New Year's Eve visitors, from Suzuki Bokushi's "Snow Country Tales" (1835):
"The New Year always finds us still buried under the snow. It is packed hastily onto the elevated snow pathways that run between the houses, higher than their roofs in many places, and naturally many slippery dangerous spots are bound to appear. One New Year's Eve I set out with my friend, Tokakishi, to pay a visit ... . As the talk wandered pleasantly from topic to topic, my host's wife addressed a question directly to me: 'I've heard that in Edo ...on the eve of New Year ... demons are bound to make their appearance that night.'
"The thirteen-year-old daughter ... interjected: 'Have you ever seen a demon?' 'Sure I have. Quite a variety of them exist, believe me,' Tokakishi replied. 'In general, demons are either red or blue. Those with white faces are a little less frightening and are called white demons. The roly-poly black ones are called black demons. Now if demons are around and about on New Year's Eve even in bustling Edo, you can be sure that there are plenty of them here for our snowy New Year's Eve. Why, one might be peering into the window at this very moment,' he hinted darkly, and glanced up at a high window that was directly above where the three women were seated. ... Just then there was a great crash as the window behind them burst open and an avalanche of snow came thundering into the room, carrying with it a dark figure.

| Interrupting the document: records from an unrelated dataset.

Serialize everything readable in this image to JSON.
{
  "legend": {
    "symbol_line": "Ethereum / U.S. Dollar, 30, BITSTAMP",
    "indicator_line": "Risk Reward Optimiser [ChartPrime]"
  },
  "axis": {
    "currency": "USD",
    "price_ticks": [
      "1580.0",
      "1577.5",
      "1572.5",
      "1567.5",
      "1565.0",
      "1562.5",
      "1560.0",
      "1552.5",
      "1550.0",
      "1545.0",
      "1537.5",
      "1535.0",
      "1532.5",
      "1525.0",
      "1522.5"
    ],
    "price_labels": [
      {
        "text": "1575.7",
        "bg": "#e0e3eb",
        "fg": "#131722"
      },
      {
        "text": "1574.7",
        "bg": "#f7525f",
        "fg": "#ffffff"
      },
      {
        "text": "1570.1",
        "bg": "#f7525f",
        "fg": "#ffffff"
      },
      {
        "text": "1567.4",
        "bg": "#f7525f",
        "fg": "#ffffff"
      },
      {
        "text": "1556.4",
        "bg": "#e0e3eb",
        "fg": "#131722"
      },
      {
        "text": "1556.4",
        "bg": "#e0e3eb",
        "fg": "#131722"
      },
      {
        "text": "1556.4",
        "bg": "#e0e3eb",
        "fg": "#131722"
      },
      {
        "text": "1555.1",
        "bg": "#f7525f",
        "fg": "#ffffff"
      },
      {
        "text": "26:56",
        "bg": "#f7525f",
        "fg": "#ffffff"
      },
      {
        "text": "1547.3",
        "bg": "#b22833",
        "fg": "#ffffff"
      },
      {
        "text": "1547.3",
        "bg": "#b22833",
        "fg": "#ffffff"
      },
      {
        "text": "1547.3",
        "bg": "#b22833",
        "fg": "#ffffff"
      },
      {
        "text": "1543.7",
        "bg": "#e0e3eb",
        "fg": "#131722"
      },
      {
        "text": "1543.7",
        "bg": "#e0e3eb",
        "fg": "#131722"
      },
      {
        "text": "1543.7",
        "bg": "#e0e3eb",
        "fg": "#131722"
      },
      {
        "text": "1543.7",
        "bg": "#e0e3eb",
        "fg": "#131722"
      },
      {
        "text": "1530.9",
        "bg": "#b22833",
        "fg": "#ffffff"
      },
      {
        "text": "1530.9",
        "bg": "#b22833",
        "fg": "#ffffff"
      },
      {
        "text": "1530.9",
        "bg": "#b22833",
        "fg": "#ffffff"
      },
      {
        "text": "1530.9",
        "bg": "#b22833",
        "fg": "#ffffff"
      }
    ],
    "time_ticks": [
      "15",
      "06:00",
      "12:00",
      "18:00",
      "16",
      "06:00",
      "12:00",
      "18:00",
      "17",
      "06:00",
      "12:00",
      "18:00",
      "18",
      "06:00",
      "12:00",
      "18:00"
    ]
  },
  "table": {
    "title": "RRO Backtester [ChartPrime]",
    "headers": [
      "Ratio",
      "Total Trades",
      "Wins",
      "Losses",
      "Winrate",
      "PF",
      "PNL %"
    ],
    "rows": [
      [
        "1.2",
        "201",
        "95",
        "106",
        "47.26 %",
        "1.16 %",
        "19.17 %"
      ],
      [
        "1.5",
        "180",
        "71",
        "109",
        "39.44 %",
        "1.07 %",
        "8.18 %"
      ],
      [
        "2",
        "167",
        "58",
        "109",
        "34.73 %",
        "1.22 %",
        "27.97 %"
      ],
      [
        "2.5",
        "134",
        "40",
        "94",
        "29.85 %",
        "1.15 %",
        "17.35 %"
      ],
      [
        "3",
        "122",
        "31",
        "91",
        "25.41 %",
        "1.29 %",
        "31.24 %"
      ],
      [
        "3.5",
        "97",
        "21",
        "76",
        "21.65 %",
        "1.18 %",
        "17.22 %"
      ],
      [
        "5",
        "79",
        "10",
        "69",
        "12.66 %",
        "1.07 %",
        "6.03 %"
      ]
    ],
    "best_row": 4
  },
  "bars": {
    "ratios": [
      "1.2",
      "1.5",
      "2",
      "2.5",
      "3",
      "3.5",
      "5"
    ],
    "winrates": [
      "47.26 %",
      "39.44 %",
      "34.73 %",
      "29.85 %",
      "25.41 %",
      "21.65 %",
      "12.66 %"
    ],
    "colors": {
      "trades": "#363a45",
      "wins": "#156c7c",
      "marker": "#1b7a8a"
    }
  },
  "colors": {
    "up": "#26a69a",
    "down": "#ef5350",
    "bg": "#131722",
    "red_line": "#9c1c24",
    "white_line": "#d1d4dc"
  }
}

At this the women shrieked and threw themselves prostate on the floor, shaking in terror.
"And now, as all stared at the strange creature buried in the heaps of packed snow from the collapsed pathway outside, they recognized the little blind masseur Fukuichi (whose name, you must know, means 'Good Fortune'), a frequent visitor to their home. 'Well, if it isn't Good Fortune!' they all shouted, laughing -- as Fukuichi did, too. But the daughter and the daughter-in-law were of one voice: 'We thought you were a demon! How dare you scare us so.' ... Fukuichi ... said to Tokakishi, 'I've composed a poem. Would you write it down for me?' Fukuichi's verse went like this: Out of the lucky direction, Fukuichi, the little blind man comes tumbling --with a foolish thump on his rump. But the poem could also be read to mean: Out of the lucky direction, Good Fortune! -- A rice barn appears with the festive pounding of rice cakes sounding. Everyone was immensely entertained by this, and they applauded Fukuichi ... as the sake cups were passed around again."
A big thorough cleaning before the New Year is essential to the celebration in Japan, but I choose to put it off until the lunar new year according to the old calendar, or keep finding other cultures' New Years and postponing it indefinitely.